By Kirsten Hernandez, Editor
Last November, diversity was the true winner in the 2018 Midterm Elections. The country saw the largest amount of seats won by women, people of color and members of the LGBTQ community. As the results rolled in, that Democrats would once again take the House, left-leaning people flooded social media with messages of pride about the newfound representation. For the first time in American history, the legislative branch of the federal government was beginning to look more like the country that it writes its laws for.
With the Republican Party’s ostracization of minority groups, many fiscally conservative Americans have been turned off from supporting their politics. Those politicians who hold more conservative beliefs in addition to being a member of a minority group are forced to choose a life in politics under a liberal banner. These two factors combined have contributed to the widespread belief that being in a marginalized group automatically equates to being far-left. While many politicians acknowledge and play into this belief to get votes, it’s important for voters to investigate further.
For the first time in American history, the legislative branch of the federal government was beginning to look more like the country that it writes its laws for.

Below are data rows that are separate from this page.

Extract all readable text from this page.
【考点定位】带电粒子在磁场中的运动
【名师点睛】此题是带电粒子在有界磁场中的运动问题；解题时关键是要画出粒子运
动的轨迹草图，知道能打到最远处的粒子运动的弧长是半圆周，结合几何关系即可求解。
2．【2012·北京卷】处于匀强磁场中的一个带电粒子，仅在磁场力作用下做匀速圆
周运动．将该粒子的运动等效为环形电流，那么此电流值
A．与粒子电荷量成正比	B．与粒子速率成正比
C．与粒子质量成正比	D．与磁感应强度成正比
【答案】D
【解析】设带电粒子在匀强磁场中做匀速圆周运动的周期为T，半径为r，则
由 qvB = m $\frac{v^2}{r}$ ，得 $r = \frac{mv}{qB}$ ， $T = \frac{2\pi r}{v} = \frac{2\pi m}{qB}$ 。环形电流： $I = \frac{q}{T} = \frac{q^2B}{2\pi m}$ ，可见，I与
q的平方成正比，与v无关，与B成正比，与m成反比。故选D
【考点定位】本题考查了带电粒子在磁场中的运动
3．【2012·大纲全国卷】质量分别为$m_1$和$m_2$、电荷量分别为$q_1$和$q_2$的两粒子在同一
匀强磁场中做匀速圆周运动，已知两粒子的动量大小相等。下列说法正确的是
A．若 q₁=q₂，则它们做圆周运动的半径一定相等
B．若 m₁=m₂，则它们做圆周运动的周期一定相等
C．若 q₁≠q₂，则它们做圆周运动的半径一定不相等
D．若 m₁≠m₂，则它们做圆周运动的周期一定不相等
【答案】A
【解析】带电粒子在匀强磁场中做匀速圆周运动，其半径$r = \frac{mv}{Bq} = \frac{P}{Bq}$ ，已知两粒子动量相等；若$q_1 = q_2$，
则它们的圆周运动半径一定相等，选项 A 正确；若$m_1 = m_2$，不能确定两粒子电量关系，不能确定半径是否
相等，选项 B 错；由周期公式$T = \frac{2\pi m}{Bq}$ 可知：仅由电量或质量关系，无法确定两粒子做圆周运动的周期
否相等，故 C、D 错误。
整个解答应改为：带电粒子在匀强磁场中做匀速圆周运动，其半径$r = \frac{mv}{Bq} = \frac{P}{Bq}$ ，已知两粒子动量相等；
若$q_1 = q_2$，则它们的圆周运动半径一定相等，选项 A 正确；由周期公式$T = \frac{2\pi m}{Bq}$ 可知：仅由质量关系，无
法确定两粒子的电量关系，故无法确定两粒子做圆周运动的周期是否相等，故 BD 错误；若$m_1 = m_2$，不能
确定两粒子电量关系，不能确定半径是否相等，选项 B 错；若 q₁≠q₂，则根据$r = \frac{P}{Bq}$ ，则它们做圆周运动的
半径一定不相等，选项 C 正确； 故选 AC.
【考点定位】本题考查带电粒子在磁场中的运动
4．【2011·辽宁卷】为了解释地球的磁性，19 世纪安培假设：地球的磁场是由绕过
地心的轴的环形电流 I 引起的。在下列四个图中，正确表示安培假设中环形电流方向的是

A prime example of this is Long Beach’s mayor, Robert Garcia. Garcia, in his last several mayoral campaigns, has marketed himself as a staunch progressive who, as a gay Latino immigrant, stands up for the rights of those caught in the margins of society. What he didn’t mention in his campaign speeches is that in his college years at CSULB, he founded and presided over the school’s chapter of Young Republicans and worked as a campaign liaison for the George W. Bush reelection campaign. While politicians can and have genuinely changed their political beliefs over time, Garcia’s “economic development” campaign, which has lead to widespread gentrification in communities dominantly lived in by people of color, proves that social progressivism doesn’t always spill into fiscal.
The more right-leaning dabblings of seemingly progressive politicians don’t stop with the mayor. Kyrsten Sinema, the first openly bisexual in the United States Senate, had recently won favor in progressive communities by opting to be sworn into term with a law book rather than the Bible. At the same time though, as a congresswoman, her political record shows she openly disavowed Net Neutrality and was a member of the conservative democrat coalition known as the Blue Dogs. While the coalition has fallen into a less prominent position since its founding in 1995, members of the coalition often have beliefs unpopular to the typical democrat, including those with pro-life leanings to those who oppose healthcare for all.
Kamala Harris, one of California’s two senators and a presidential hopeful in 2020, has been criticized for her record of working in favor of mass incarceration as a prosecutor. Her time as California’s attorney general is seen as the most controversial time in the eyes of her opponents. During this time period, activists state that she supported the state’s death penalty, blocked a transgender prison inmate’s reassignment surgery and resisted attempts to investigate police officer killings.
...voting for the candidate who most represents your beliefs and values should take precedence.
Having members of the government that look like you, struggle like you and love the same way you do is something to strive for. The fact that the American electorate is beginning to use their votes to show a value in diversity should be a source of pride. At the same time, however, voting for the candidate who most represents your beliefs and values should take precedence. In no way should it be inferred that these things automatically disqualify candidates from a vote, a vote should be considered a voice. Just like a regular voice, it should be used to express what you believe.